The foundation’s board members occasionally make discretionary grants to programs of special interest. These grants are not open to application.
Open door or barbed wire?
Bay Area arts and educational organizations can casually walk through the foundation’s open door. For each of the program’s core priority areas—Small Grants, Special Arts Grants, and Education Grants—applicants must be incorporated as a 501(c)(3) nonprofit (including fiscal sponsors applying on behalf of an organization) operating in the Bay Area.

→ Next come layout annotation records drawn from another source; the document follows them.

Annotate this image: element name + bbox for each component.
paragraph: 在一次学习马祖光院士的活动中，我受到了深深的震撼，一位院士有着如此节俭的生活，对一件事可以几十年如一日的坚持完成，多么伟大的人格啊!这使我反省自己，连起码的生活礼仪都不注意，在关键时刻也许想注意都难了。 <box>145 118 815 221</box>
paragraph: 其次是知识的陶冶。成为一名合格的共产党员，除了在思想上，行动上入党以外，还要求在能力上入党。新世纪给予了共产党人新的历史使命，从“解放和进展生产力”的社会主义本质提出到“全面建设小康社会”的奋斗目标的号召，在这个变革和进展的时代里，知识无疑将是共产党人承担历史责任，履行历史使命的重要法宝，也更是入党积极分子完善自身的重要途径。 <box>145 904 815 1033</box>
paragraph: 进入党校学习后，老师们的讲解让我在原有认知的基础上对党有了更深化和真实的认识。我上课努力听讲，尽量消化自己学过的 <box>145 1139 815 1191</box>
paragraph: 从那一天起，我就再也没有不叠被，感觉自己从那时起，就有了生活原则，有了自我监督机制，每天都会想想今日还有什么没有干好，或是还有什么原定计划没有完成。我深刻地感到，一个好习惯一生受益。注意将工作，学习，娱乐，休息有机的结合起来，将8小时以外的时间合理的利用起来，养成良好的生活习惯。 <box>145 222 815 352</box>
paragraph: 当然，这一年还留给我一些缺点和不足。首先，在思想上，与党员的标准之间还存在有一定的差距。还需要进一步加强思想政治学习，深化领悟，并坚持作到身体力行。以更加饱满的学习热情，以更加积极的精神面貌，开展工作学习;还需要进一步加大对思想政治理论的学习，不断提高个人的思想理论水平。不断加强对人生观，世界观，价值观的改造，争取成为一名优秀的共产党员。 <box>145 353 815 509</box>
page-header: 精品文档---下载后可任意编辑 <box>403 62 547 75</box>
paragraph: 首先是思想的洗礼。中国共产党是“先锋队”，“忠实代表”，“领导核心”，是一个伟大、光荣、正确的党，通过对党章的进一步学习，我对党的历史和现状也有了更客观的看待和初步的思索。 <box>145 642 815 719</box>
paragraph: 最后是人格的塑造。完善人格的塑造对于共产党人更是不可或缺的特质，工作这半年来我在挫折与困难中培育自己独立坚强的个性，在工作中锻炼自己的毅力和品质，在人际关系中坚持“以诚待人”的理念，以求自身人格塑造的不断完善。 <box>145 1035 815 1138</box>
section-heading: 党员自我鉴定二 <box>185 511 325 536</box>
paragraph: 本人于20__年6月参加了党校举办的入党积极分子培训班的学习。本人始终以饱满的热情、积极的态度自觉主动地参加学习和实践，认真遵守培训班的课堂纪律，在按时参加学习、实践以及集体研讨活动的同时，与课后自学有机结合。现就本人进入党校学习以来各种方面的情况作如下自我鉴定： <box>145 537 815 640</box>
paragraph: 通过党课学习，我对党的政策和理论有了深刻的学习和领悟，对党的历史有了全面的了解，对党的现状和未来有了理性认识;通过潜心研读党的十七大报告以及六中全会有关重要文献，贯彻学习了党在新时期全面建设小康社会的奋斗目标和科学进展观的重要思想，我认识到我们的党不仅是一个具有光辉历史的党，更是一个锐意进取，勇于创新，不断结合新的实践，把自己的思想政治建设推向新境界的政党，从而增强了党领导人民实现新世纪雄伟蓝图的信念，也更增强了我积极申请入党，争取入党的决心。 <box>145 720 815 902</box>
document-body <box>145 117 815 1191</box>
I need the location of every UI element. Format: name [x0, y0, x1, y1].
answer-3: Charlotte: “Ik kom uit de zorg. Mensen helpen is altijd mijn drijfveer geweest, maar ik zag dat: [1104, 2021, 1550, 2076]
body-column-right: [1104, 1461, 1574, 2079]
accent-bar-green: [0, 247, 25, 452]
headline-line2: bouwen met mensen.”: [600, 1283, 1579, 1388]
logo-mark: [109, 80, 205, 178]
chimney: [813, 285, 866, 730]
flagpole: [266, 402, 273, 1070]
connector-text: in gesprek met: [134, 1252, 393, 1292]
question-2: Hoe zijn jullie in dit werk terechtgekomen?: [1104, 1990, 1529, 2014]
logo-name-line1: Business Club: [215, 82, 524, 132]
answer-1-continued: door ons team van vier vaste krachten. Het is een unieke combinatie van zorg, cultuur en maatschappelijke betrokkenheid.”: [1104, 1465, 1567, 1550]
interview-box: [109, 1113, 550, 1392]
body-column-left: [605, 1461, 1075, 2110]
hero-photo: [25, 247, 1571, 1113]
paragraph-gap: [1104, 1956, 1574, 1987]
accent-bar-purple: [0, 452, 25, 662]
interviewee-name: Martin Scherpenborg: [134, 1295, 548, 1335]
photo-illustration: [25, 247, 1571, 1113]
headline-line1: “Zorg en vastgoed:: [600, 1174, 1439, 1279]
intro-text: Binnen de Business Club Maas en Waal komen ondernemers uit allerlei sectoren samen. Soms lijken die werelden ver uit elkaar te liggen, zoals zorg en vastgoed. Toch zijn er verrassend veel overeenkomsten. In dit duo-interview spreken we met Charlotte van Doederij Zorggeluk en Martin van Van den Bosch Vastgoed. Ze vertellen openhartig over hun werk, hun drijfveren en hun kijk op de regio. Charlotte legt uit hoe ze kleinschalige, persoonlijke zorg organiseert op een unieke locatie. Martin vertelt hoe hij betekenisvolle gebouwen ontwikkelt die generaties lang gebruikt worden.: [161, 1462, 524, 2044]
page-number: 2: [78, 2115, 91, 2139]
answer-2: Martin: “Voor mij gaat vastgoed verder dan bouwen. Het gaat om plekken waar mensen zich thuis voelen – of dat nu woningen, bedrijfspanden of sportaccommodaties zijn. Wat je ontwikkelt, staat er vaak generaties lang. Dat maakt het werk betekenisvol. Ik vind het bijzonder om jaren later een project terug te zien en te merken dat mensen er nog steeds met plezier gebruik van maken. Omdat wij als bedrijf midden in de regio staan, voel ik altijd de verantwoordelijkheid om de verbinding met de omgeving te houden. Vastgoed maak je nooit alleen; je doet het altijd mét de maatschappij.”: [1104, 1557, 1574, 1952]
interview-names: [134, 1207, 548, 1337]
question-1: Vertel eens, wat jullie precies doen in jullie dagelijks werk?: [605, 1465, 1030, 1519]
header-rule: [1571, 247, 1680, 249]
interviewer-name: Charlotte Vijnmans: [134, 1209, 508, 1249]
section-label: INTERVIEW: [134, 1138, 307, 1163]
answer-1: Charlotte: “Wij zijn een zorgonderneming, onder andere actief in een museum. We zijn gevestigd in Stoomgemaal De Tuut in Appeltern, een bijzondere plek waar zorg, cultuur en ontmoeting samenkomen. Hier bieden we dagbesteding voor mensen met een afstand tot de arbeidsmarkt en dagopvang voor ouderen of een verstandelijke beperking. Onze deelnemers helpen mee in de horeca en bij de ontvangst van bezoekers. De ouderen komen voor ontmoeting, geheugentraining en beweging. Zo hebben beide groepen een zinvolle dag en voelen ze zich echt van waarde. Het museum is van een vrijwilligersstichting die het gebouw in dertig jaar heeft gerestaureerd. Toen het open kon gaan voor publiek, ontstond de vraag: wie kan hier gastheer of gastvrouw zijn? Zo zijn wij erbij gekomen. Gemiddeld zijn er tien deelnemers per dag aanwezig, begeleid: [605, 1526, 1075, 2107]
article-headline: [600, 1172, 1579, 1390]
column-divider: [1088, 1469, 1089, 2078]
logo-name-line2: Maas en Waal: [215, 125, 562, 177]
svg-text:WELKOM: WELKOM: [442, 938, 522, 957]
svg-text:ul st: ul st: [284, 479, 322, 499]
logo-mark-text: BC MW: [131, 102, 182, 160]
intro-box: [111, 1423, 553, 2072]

Of course, there are a few caveats. For example, the small arts grant program does not fund organizations whose primary mission is youth training or youth ensembles. But the larger point still holds: The foundation welcomes applications from regional organizations, which, as we’ve often noted, can’t be said for many funders.
Latest big moves
In response to the ongoing impact of the COVID-19 pandemic on the Bay Area arts community, the foundation’s Small Arts Grants program is accepting applications for general support for the spring 2022 review cycle from 501(c)(3) nonprofits and fiscally sponsored organizations. The application deadline is January 15, 2022.
Post-production support for film projects directed by Bay Area filmmakers with budgets under $750,000 will also be considered in the foundation’s Small Arts Grants program if applying with an eligible fiscal sponsor or nonprofit production company. All other project-specific support remains suspended for the grant program for the spring 2022 cycle.
One cool thing to know
The Fleishhacker Foundation has provided critical early support for some highly impactful organizations. For example, it was among the first supporters of the 826 Valencia, an innovative nonprofit dedicated to supporting under-resourced students that began in San Francisco and now has affiliates across the country. The foundation was also instrumental in bringing the American Conservatory Theater to San Francisco in the 1960s.